FIG. 1-A is a fluid pressure control circuit diagram of a transmission showing an embodiment of the present invention.

FIG. 1-B is a fluid pressure control circuit diagram of a transmission showing an embodiment of the present invention.

FIG. 2 is a diagram of a modulated waveform obtained according to the present invention.

FIG. 3 is a conventional modulated waveform diagram.

FIG. 4-A is a fluid pressure control circuit diagram of a conventional transmission.

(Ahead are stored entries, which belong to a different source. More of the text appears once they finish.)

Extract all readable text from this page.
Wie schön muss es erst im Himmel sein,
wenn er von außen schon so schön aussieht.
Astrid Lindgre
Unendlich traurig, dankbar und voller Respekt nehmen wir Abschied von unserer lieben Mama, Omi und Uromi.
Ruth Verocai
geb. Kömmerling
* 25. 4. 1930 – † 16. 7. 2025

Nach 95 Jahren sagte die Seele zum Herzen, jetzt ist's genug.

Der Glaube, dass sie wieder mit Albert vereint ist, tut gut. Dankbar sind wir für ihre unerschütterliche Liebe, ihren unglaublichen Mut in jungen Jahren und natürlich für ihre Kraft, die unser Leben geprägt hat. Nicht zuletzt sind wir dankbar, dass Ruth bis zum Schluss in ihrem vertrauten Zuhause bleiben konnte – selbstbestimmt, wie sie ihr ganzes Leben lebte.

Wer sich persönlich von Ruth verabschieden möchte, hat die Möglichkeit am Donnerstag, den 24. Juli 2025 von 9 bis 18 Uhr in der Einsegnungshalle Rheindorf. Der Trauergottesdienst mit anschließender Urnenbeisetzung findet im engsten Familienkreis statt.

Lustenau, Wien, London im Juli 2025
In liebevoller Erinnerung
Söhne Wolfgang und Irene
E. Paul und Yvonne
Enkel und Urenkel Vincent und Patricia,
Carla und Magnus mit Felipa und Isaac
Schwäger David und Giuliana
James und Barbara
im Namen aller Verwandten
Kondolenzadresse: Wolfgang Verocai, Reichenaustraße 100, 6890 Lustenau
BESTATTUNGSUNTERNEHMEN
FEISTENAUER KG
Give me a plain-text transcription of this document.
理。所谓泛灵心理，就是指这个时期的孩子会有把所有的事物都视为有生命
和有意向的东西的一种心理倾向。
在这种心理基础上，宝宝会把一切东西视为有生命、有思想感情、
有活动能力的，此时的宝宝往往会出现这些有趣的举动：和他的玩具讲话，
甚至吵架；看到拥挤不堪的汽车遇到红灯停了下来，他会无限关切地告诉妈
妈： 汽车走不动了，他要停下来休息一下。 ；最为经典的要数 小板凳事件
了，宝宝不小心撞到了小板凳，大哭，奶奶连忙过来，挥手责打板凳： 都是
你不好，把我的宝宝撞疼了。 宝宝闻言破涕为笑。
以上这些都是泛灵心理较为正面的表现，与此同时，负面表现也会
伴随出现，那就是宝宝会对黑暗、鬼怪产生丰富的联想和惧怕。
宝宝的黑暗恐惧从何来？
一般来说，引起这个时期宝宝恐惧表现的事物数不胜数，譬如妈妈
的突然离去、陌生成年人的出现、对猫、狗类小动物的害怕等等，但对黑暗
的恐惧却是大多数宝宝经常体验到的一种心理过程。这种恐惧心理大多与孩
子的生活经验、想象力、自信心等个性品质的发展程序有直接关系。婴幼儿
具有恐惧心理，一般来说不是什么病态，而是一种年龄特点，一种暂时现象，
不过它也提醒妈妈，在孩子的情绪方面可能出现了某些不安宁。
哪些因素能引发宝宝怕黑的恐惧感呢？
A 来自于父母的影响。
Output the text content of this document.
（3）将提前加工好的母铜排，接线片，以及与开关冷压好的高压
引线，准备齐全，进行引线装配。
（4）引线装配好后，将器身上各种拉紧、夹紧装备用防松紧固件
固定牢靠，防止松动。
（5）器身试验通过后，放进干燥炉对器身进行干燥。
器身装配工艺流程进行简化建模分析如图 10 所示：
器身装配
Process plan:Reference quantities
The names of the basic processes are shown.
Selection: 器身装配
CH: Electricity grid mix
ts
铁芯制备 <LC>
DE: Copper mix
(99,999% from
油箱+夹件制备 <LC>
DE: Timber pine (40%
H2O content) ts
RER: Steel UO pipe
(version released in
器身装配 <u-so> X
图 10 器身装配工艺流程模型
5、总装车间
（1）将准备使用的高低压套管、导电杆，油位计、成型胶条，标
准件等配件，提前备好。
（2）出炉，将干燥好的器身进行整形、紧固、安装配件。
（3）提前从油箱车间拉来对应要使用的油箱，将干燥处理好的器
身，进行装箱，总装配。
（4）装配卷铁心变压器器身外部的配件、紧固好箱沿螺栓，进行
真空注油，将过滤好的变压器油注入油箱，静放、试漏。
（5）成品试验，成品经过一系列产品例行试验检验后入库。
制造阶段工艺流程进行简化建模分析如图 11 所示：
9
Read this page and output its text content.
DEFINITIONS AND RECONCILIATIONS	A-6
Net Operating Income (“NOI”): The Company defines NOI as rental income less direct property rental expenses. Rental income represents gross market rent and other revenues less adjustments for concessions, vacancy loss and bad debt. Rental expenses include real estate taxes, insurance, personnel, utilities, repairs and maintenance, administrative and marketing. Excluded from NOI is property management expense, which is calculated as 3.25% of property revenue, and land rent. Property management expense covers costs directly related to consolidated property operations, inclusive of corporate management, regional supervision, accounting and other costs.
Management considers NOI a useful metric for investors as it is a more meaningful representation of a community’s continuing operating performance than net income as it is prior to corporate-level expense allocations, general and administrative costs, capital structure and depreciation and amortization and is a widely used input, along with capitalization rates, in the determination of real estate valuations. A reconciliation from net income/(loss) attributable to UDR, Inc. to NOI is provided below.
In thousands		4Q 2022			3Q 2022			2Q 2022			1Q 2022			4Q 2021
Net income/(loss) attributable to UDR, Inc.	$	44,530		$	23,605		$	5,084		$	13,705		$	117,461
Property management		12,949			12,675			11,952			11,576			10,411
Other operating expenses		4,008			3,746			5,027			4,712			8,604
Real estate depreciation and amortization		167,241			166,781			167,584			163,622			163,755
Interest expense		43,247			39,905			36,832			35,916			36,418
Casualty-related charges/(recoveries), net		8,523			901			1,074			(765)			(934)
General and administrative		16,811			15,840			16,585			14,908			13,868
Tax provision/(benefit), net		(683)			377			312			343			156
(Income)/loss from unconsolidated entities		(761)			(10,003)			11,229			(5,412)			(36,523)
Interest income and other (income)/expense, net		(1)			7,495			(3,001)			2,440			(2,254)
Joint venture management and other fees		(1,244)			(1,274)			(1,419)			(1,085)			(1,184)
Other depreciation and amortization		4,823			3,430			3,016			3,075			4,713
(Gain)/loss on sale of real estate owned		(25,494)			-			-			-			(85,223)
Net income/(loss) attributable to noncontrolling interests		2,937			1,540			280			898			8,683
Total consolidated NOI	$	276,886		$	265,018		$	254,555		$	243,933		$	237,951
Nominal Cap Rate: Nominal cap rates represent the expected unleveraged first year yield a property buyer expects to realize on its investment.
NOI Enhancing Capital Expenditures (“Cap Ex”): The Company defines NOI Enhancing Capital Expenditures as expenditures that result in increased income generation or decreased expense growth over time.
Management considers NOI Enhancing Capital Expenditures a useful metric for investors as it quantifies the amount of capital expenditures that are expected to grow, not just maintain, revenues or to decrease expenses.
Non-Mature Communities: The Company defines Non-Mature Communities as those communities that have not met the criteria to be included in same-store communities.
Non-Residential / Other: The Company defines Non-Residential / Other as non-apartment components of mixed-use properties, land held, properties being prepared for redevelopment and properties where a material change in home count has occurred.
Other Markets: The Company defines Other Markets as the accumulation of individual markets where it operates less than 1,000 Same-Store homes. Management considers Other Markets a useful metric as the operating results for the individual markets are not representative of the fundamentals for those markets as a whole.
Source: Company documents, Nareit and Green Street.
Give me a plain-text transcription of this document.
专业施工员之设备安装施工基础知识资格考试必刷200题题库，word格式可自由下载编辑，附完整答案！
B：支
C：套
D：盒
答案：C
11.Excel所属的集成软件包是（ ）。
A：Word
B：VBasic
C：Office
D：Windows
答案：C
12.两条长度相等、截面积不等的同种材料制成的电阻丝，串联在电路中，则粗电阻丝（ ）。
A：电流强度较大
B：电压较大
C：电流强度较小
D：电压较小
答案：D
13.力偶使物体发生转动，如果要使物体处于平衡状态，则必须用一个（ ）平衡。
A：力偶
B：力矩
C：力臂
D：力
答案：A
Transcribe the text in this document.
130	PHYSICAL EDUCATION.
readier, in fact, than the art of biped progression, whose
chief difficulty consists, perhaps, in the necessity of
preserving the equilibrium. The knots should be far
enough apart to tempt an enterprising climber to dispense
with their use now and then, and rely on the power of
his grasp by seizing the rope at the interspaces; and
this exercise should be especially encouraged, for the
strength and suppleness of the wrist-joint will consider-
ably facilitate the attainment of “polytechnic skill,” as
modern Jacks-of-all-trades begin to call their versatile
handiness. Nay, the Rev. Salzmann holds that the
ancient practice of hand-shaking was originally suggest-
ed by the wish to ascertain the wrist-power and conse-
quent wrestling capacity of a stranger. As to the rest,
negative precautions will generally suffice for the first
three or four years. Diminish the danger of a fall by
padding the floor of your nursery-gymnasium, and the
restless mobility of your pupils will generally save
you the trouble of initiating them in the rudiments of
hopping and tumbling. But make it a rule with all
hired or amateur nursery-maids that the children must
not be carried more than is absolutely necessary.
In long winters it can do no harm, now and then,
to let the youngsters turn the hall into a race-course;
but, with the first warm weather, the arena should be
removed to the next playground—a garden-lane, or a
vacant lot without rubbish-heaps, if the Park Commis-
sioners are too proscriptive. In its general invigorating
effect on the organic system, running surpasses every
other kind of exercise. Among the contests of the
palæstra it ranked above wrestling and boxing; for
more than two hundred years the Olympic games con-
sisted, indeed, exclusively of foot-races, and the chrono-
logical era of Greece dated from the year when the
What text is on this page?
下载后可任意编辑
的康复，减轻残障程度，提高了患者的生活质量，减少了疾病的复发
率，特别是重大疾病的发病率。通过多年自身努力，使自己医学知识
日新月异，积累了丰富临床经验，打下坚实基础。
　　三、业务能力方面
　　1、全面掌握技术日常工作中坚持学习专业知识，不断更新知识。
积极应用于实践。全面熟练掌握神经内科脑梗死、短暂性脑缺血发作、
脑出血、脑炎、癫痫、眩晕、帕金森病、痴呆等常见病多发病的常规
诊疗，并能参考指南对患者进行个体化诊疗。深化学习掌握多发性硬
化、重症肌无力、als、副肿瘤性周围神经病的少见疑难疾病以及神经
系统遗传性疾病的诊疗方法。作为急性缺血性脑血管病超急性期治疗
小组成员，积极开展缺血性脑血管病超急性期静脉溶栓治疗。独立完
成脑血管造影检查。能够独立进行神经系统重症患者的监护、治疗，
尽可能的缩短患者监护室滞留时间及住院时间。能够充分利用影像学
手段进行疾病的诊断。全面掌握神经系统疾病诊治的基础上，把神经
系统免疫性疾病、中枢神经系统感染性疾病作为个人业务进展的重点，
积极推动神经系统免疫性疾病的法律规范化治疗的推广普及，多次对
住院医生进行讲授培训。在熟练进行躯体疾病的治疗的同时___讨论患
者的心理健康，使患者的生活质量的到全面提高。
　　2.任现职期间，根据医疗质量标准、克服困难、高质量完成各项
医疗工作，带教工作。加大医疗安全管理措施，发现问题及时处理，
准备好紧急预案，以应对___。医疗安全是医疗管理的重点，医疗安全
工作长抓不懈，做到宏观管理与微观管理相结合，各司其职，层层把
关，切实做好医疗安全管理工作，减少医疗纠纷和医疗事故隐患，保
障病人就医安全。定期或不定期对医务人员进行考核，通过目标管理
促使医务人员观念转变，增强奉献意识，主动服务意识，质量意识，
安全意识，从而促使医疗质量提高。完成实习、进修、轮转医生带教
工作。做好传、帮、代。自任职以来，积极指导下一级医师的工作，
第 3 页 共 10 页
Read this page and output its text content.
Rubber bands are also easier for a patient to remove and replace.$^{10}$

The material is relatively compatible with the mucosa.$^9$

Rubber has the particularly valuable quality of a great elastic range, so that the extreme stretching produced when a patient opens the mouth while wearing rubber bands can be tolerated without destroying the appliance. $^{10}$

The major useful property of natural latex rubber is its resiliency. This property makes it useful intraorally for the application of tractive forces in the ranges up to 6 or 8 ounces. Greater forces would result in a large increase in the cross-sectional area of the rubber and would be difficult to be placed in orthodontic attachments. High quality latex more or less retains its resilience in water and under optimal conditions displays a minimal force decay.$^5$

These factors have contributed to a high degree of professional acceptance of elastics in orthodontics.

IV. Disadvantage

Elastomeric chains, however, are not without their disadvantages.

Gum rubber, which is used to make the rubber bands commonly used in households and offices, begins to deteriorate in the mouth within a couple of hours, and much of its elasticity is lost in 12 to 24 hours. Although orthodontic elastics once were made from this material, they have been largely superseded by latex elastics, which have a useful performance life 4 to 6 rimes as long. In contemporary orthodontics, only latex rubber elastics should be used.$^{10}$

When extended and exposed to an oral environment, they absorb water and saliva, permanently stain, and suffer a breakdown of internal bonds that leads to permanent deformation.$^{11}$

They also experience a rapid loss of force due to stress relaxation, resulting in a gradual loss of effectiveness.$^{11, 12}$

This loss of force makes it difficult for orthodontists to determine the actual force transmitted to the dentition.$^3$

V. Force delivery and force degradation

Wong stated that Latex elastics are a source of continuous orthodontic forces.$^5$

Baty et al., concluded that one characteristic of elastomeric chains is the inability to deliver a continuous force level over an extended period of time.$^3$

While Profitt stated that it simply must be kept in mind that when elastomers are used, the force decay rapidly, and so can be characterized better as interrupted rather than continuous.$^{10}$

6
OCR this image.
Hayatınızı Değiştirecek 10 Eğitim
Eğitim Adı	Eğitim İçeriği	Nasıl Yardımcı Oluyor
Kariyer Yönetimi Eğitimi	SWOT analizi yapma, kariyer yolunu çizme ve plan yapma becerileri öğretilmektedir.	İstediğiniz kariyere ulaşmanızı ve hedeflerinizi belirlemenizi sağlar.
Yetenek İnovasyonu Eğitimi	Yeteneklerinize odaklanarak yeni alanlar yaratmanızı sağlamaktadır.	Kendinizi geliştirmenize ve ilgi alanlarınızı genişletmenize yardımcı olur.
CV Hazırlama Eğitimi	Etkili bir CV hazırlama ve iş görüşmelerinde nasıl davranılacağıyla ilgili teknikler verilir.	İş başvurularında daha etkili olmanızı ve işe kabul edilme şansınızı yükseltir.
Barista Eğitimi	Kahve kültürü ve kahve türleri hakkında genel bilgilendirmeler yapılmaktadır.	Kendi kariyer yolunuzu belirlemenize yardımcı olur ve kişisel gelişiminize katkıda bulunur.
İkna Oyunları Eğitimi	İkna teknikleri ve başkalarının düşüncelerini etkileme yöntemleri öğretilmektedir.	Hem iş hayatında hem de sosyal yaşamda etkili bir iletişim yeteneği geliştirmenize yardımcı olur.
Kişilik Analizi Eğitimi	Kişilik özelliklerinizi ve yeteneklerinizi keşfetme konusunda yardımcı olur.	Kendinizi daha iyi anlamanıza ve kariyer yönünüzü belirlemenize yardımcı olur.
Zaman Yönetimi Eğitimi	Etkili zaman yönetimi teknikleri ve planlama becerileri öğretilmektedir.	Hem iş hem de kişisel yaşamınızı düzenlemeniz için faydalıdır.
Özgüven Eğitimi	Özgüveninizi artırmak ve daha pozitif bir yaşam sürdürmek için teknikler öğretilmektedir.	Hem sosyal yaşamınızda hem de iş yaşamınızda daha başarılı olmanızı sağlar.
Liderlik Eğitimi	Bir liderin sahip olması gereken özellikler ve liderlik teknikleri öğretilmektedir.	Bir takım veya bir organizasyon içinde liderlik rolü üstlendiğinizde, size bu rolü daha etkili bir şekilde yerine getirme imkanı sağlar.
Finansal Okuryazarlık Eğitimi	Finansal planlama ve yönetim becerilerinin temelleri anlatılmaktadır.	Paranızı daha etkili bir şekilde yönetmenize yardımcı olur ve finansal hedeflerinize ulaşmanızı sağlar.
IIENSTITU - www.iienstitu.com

FIG. 4-B is a fluid pressure control circuit diagram of a conventional transmission.

[Explanation of symbols]

31 Forward clutch 32 Reverse clutch 33, 34, 35 Speed stage clutch 36,37 Road piston 38,39 Flow sensing valve 41,42 Check valve

Claims (1)

[Scope of utility model registration request] 1. In a fluid pressure control circuit of a transmission for supplying fluid to a speed clutch and a forward/reverse clutch of a hydraulic drive shaft to operate the clutches, the clutch fluid pressure is gradually increased when the clutches are engaged. A transmission comprising a load piston for raising the load piston and a flow sensing valve for actuating the load piston, and a check valve for regulating fluid pressure to the load piston is provided in the flow sensing valve. Fluid pressure control circuit.